It's the 3rd day of the New Year and most people are scurrying off to work. I start on Friday, so I guess soon I'll be joining the rest of the gang. I wonder that now that I am 3 days late whether I am supposed or expected to deliever introspective retrospections on the year 2006 and at the same time muse about the prospects of 2007 etc etc. At the same time, I'm a little in shock that I've been conned into staying at home to supervise people who are mending my wall.
To talk about 2006, it has been eventful and part of me can't really believe that it's over already. The last few days of 2006 were horrible for me, primarily because I lost a friend whom I considered close to me and I thought considered me close to her. I believe now that the latter belief of mine was not true and either I was completely misled or it was really wishful thinking on my part. I also feel like I've lost another friend purely through a state of ambivalence, because I do not know what to do or say. I'm trying to sound more flippant than I actually am, because I guess it helps when I can simply distant myself from the truth. It makes things a lot easier. I'm not sure whether people expect me to tell the truth on this journal, because I very well could but it wouldn't help matters. And as they say, it's 2007, time to move on etc etc. As such, I have conditioned myself into not caring anymore, into giving up and letting go. I believe I will meet new friends along the course of my life and that these 2 whom I have had to let go of will too discover for themselves an existence without me that they are comfortable with. In the first place, I do not think that my existence matters to them as much as theirs mattered to me so honestly I think all's well that ends well.

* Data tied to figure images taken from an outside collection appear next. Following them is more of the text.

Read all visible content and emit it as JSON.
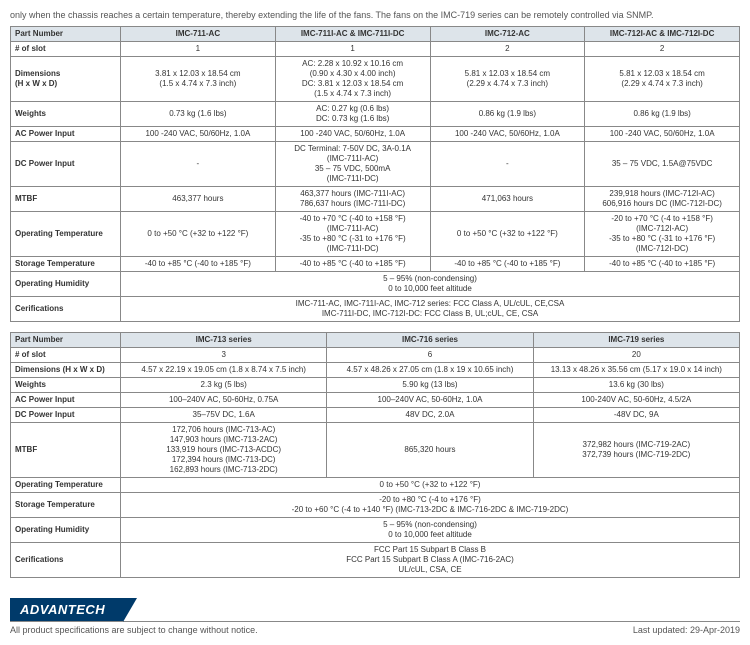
{
  "intro": "only when the chassis reaches a certain temperature, thereby extending the life of the fans. The fans on the IMC-719 series can be remotely controlled via SNMP.",
  "table1": {
    "headers": [
      "Part Number",
      "IMC-711-AC",
      "IMC-711I-AC & IMC-711I-DC",
      "IMC-712-AC",
      "IMC-712I-AC & IMC-712I-DC"
    ],
    "rows": [
      {
        "label": "# of slot",
        "cells": [
          "1",
          "1",
          "2",
          "2"
        ]
      },
      {
        "label": "Dimensions\n(H x W x D)",
        "cells": [
          "3.81 x 12.03 x 18.54 cm\n(1.5 x 4.74 x 7.3 inch)",
          "AC: 2.28 x 10.92 x 10.16 cm\n(0.90 x 4.30 x 4.00 inch)\nDC: 3.81 x 12.03 x 18.54 cm\n(1.5 x 4.74 x 7.3 inch)",
          "5.81 x 12.03 x 18.54 cm\n(2.29 x 4.74 x 7.3 inch)",
          "5.81 x 12.03 x 18.54 cm\n(2.29 x 4.74 x 7.3 inch)"
        ]
      },
      {
        "label": "Weights",
        "cells": [
          "0.73 kg (1.6 lbs)",
          "AC: 0.27 kg (0.6 lbs)\nDC: 0.73 kg (1.6 lbs)",
          "0.86 kg (1.9 lbs)",
          "0.86 kg (1.9 lbs)"
        ]
      },
      {
        "label": "AC Power Input",
        "cells": [
          "100 -240 VAC, 50/60Hz, 1.0A",
          "100 -240 VAC, 50/60Hz, 1.0A",
          "100 -240 VAC, 50/60Hz, 1.0A",
          "100 -240 VAC, 50/60Hz, 1.0A"
        ]
      },
      {
        "label": "DC Power Input",
        "cells": [
          "-",
          "DC Terminal: 7-50V DC, 3A-0.1A\n(IMC-711I-AC)\n35 – 75 VDC, 500mA\n(IMC-711I-DC)",
          "-",
          "35 – 75 VDC, 1.5A@75VDC"
        ]
      },
      {
        "label": "MTBF",
        "cells": [
          "463,377 hours",
          "463,377 hours (IMC-711I-AC)\n786,637 hours (IMC-711I-DC)",
          "471,063 hours",
          "239,918 hours (IMC-712I-AC)\n606,916 hours DC (IMC-712I-DC)"
        ]
      },
      {
        "label": "Operating Temperature",
        "cells": [
          "0 to +50 °C (+32 to +122 °F)",
          "-40 to +70 °C (-40 to +158 °F)\n(IMC-711I-AC)\n-35 to +80 °C (-31 to +176 °F)\n(IMC-711I-DC)",
          "0 to +50 °C (+32 to +122 °F)",
          "-20 to +70 °C (-4 to +158 °F)\n(IMC-712I-AC)\n-35 to +80 °C (-31 to +176 °F)\n(IMC-712I-DC)"
        ]
      },
      {
        "label": "Storage Temperature",
        "cells": [
          "-40 to +85 °C (-40 to +185 °F)",
          "-40 to +85 °C (-40 to +185 °F)",
          "-40 to +85 °C (-40 to +185 °F)",
          "-40 to +85 °C (-40 to +185 °F)"
        ]
      },
      {
        "label": "Operating Humidity",
        "span": "5 – 95% (non-condensing)\n0 to 10,000 feet altitude"
      },
      {
        "label": "Cerifications",
        "span": "IMC-711-AC, IMC-711I-AC, IMC-712 series: FCC Class A, UL/cUL, CE,CSA\nIMC-711I-DC, IMC-712I-DC: FCC Class B, UL;cUL, CE, CSA"
      }
    ]
  },
  "table2": {
    "headers": [
      "Part Number",
      "IMC-713 series",
      "IMC-716 series",
      "IMC-719 series"
    ],
    "rows": [
      {
        "label": "# of slot",
        "cells": [
          "3",
          "6",
          "20"
        ]
      },
      {
        "label": "Dimensions (H x W x D)",
        "cells": [
          "4.57 x 22.19 x 19.05 cm (1.8 x 8.74 x 7.5 inch)",
          "4.57 x 48.26 x 27.05 cm (1.8 x 19 x 10.65 inch)",
          "13.13 x 48.26 x 35.56 cm (5.17 x 19.0 x 14 inch)"
        ]
      },
      {
        "label": "Weights",
        "cells": [
          "2.3 kg (5 lbs)",
          "5.90 kg (13 lbs)",
          "13.6 kg (30 lbs)"
        ]
      },
      {
        "label": "AC Power Input",
        "cells": [
          "100–240V AC, 50-60Hz, 0.75A",
          "100–240V AC, 50-60Hz, 1.0A",
          "100-240V AC, 50-60Hz, 4.5/2A"
        ]
      },
      {
        "label": "DC Power Input",
        "cells": [
          "35–75V DC, 1.6A",
          "48V DC, 2.0A",
          "-48V DC, 9A"
        ]
      },
      {
        "label": "MTBF",
        "cells": [
          "172,706 hours (IMC-713-AC)\n147,903 hours (IMC-713-2AC)\n133,919 hours (IMC-713-ACDC)\n172,394 hours (IMC-713-DC)\n162,893 hours (IMC-713-2DC)",
          "865,320 hours",
          "372,982 hours (IMC-719-2AC)\n372,739 hours (IMC-719-2DC)"
        ]
      },
      {
        "label": "Operating Temperature",
        "span": "0 to +50 °C (+32 to +122 °F)"
      },
      {
        "label": "Storage Temperature",
        "span": "-20 to +80 °C (-4 to +176 °F)\n-20 to +60 °C (-4 to +140 °F) (IMC-713-2DC & IMC-716-2DC & IMC-719-2DC)"
      },
      {
        "label": "Operating Humidity",
        "span": "5 – 95% (non-condensing)\n0 to 10,000 feet altitude"
      },
      {
        "label": "Cerifications",
        "span": "FCC Part 15 Subpart B Class B\nFCC Part 15 Subpart B Class A (IMC-716-2AC)\nUL/cUL, CSA, CE"
      }
    ]
  },
  "footer": {
    "brand": "ADVANTECH",
    "notice": "All product specifications are subject to change without notice.",
    "updated": "Last updated: 29-Apr-2019"
  },
  "colors": {
    "header_bg": "#dde4ea",
    "border": "#888888",
    "brand_bg": "#003a6a"
  }
}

Then again, 2006 was largely amazing and it was when I learnt how to look out for beauty in the simplest of things. I am more easily fascinated now than I was before, which I think is a gift. I am able to appreciate the smallest things better and looking down on what 2007 has to bring, I think 2006 has been very very kind. As usual, I have no resolutions. I believe that this year marks the time of growing up proper - where you have to pay adult fare, where you'll be meeting genuinely scheming people in the working world, etc. It's the last year of being a teenager and I've also started to wish that I could look younger instead of older than my age.
Wow, things change.
Shall however leave you with some glorious photos of my trip to the zoo yesterday, which left me so unbelievably excited!
01. Dingxuan looking stunned as always and me being the more ecstatic one about going to the zoo.
02. My favourite animal, the otter. I want to keep a pet otter but it doesn't seem like it's possible. Maybe when I get a big big house and can afford to give it a private pool, etc.
03. Rhinos who deceptively look like the most dangerous creature in Africa, but the real culprits are the Hippos who are responsible for the most number of human deaths by a mile.
04. After the feature article in Life, we had to do Inuka and Sheba some justice by paying them a visit. I'm not sure which one the glorious looking one is though.
05. White tiger! In my opinion, the most gorgeous tiger ever. I also only found out that tigers can only be found in Asia. I remember back in those days when Esso used to give away soft toy beanie tigers. I have all 4!
06. Zebras grazing, and I think they really look a picture of perfection.
07. The picture of baboons I took for Gina, because they really reminded me of Hua Guo Shan. I don't know what kind of monkey Sun Wuk Kong's friends are, but in any case Gina and I are going to visit the real HGS one day to find out.
08. And because I couldn't get near a real kangeroo, I decided to take a picture with this nice harmless-looking friendly one.
Incidentally, I got licked by a goat yesterday! It was really very cute, but kinda camera shy so :(((
Okay yay, last couple of days of freedom before work starts.